On the “Create Certificate” page fill out all of the fields. The “Certificate label” field can be any v alue that will allow you to easily reference this later on apart from other certificates that may be created. The “Common name” value is important because you will want it to match the exact URL of the web service being offered on the AS400. If you don’t make it the same then there is the potential that not all clients will be able to connect to your web service based on warnings being issues when their program initializes the secure connection (our experience).

As noted, the bottom of the form where the “Subject Alternative Name” appears do not require entry in those fields. We do not use these fields when we create certificates.

On the “Select Applications” page you will now select the SSL application you created earlier – in this case “SSL app for XML web services”. Select the “Continue” button.

Finally, select the OK button to complete the creation of the self signed certificate and its assignment to the SSL application.

Next the SSL application needs to be associated to an Apache server instance. To accomplish this we need to go back to the iSeries Tasks page at http://YourIBMIP:2001 (replacing YourIBMIP with the address to access your IBM i), and select link “IBM Web Administration for i5/OS”.
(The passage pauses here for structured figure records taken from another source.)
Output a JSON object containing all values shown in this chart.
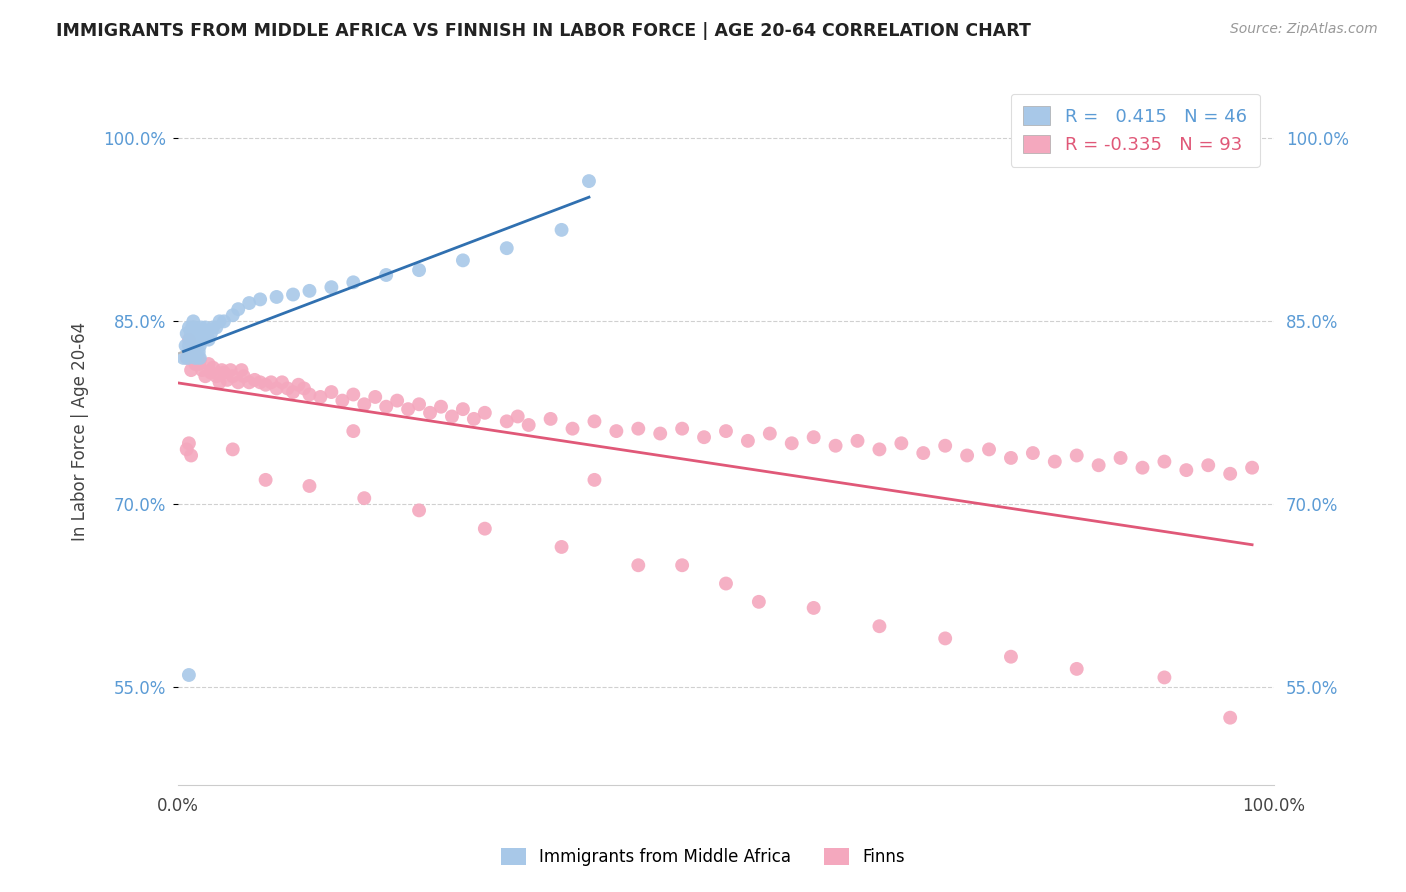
{
  "title": "IMMIGRANTS FROM MIDDLE AFRICA VS FINNISH IN LABOR FORCE | AGE 20-64 CORRELATION CHART",
  "source": "Source: ZipAtlas.com",
  "ylabel": "In Labor Force | Age 20-64",
  "xlim": [
    0.0,
    1.0
  ],
  "ylim": [
    0.47,
    1.05
  ],
  "blue_R": 0.415,
  "blue_N": 46,
  "pink_R": -0.335,
  "pink_N": 93,
  "blue_color": "#a8c8e8",
  "pink_color": "#f4a8be",
  "blue_line_color": "#3070b0",
  "pink_line_color": "#e05878",
  "dash_color": "#bbbbbb",
  "background_color": "#ffffff",
  "grid_color": "#d0d0d0",
  "tick_color": "#5b9bd5",
  "y_ticks": [
    0.55,
    0.7,
    0.85,
    1.0
  ],
  "y_tick_labels": [
    "55.0%",
    "70.0%",
    "85.0%",
    "100.0%"
  ],
  "x_ticks": [
    0.0,
    1.0
  ],
  "x_tick_labels": [
    "0.0%",
    "100.0%"
  ],
  "blue_x": [
    0.005,
    0.007,
    0.008,
    0.009,
    0.01,
    0.01,
    0.011,
    0.012,
    0.013,
    0.013,
    0.014,
    0.015,
    0.015,
    0.016,
    0.017,
    0.018,
    0.019,
    0.02,
    0.02,
    0.021,
    0.022,
    0.023,
    0.025,
    0.026,
    0.028,
    0.03,
    0.032,
    0.035,
    0.038,
    0.042,
    0.05,
    0.055,
    0.065,
    0.075,
    0.09,
    0.105,
    0.12,
    0.14,
    0.16,
    0.19,
    0.22,
    0.26,
    0.3,
    0.35,
    0.375,
    0.01
  ],
  "blue_y": [
    0.82,
    0.83,
    0.84,
    0.82,
    0.83,
    0.845,
    0.835,
    0.84,
    0.825,
    0.845,
    0.85,
    0.83,
    0.845,
    0.82,
    0.84,
    0.835,
    0.825,
    0.83,
    0.82,
    0.845,
    0.84,
    0.835,
    0.845,
    0.84,
    0.835,
    0.84,
    0.845,
    0.845,
    0.85,
    0.85,
    0.855,
    0.86,
    0.865,
    0.868,
    0.87,
    0.872,
    0.875,
    0.878,
    0.882,
    0.888,
    0.892,
    0.9,
    0.91,
    0.925,
    0.965,
    0.56
  ],
  "pink_x": [
    0.008,
    0.01,
    0.012,
    0.013,
    0.015,
    0.016,
    0.017,
    0.018,
    0.019,
    0.02,
    0.022,
    0.025,
    0.028,
    0.03,
    0.032,
    0.035,
    0.038,
    0.04,
    0.042,
    0.045,
    0.048,
    0.05,
    0.055,
    0.058,
    0.06,
    0.065,
    0.07,
    0.075,
    0.08,
    0.085,
    0.09,
    0.095,
    0.1,
    0.105,
    0.11,
    0.115,
    0.12,
    0.13,
    0.14,
    0.15,
    0.16,
    0.17,
    0.18,
    0.19,
    0.2,
    0.21,
    0.22,
    0.23,
    0.24,
    0.25,
    0.26,
    0.27,
    0.28,
    0.3,
    0.31,
    0.32,
    0.34,
    0.36,
    0.38,
    0.4,
    0.42,
    0.44,
    0.46,
    0.48,
    0.5,
    0.52,
    0.54,
    0.56,
    0.58,
    0.6,
    0.62,
    0.64,
    0.66,
    0.68,
    0.7,
    0.72,
    0.74,
    0.76,
    0.78,
    0.8,
    0.82,
    0.84,
    0.86,
    0.88,
    0.9,
    0.92,
    0.94,
    0.96,
    0.98,
    0.16,
    0.38,
    0.46,
    0.53
  ],
  "pink_y": [
    0.82,
    0.835,
    0.81,
    0.82,
    0.825,
    0.815,
    0.818,
    0.82,
    0.815,
    0.818,
    0.81,
    0.805,
    0.815,
    0.808,
    0.812,
    0.805,
    0.8,
    0.81,
    0.808,
    0.802,
    0.81,
    0.805,
    0.8,
    0.81,
    0.805,
    0.8,
    0.802,
    0.8,
    0.798,
    0.8,
    0.795,
    0.8,
    0.795,
    0.792,
    0.798,
    0.795,
    0.79,
    0.788,
    0.792,
    0.785,
    0.79,
    0.782,
    0.788,
    0.78,
    0.785,
    0.778,
    0.782,
    0.775,
    0.78,
    0.772,
    0.778,
    0.77,
    0.775,
    0.768,
    0.772,
    0.765,
    0.77,
    0.762,
    0.768,
    0.76,
    0.762,
    0.758,
    0.762,
    0.755,
    0.76,
    0.752,
    0.758,
    0.75,
    0.755,
    0.748,
    0.752,
    0.745,
    0.75,
    0.742,
    0.748,
    0.74,
    0.745,
    0.738,
    0.742,
    0.735,
    0.74,
    0.732,
    0.738,
    0.73,
    0.735,
    0.728,
    0.732,
    0.725,
    0.73,
    0.76,
    0.72,
    0.65,
    0.62
  ],
  "pink_outliers_x": [
    0.008,
    0.01,
    0.012,
    0.05,
    0.08,
    0.12,
    0.17,
    0.22,
    0.28,
    0.35,
    0.42,
    0.5,
    0.58,
    0.64,
    0.7,
    0.76,
    0.82,
    0.9,
    0.96
  ],
  "pink_outliers_y": [
    0.745,
    0.75,
    0.74,
    0.745,
    0.72,
    0.715,
    0.705,
    0.695,
    0.68,
    0.665,
    0.65,
    0.635,
    0.615,
    0.6,
    0.59,
    0.575,
    0.565,
    0.558,
    0.525
  ]
}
You can either add SSL functionality to an existing Apache server instance or create a new one to facilitate the web service SSL requests. To make it more apparent what needs to be implemented for SSL capabilities we will create a very simple Apache server instance.

On the main “IBM Web Administration for i5/OS” screen select the “Setup” tab and the “Create HTTP Server” link.

Give the server a name and description.

Take the defaults on the “Server root” value and select the “Next” button.

Take the defaults on the “Document root” value and select the “Next” button.

Select an IP address and enter a value of 443 into the “Port” field. Select the “Next” button.

Take the default for the “access log” setting and select the “Next” button.

Take the default for the time to keep the log files and select the “Next” button.

Review the summary of the instance you are about to create and select the “Finish” button.

Next, make sure you are in the “Manage” tab and the “Http Servers” tab and that the correct server is selected, the click the “Edit Configuration File” link.

Enter the below text into the text area in the browser on the “Edit Configuration File” page and select the “Apply” button.


LoadModule ibm_ssl_module /QSYS.LIB/QHTTPSVR.LIB/QZSRVSSL.SRVPGM
Listen 172.29.141.159:443
SetEnv HTTPS_PORT 443
SSLEngine On
SSLAppName SSL_APP1
DocumentRoot /www/secure1/htdocs
CGIConvMode %%EBCDIC/EBCDIC%%
ScriptAliasMatch ^/MYRXS/(.*) /qsys.lib/MYRXS.lib/$1.pgm
<Directory /qsys.lib/MYRXS.lib>
allow from all
order allow,deny
options +ExecCGI
</Directory>

Stop and start your Apache server instance with the buttons in the upper left of the page. Make sure the HTTP instance is fully stopped before starting it by using the blue refresh button (note, it shouldn’t have already been started unless you started it).

Open up another browser tab and enter this address: https://YourIBMIP/myrxs/rxs1 where YOURIBMIP is the IP of your IBM i. Note that by default, the browser will go to port 443 when we specify https.

Because the Apache instance we created isn’t a “trusted” Certificate Authority it will inform you that the connection is not currently secured. Because your certificate is self-signed, your web browser doesn’t know to trust it by default. Go ahead and accept the certificate. The method of accepting the certificate is different based on the browser. Below you can see how it is done in FireFox:

You should now be able to view the web service programs without an error message.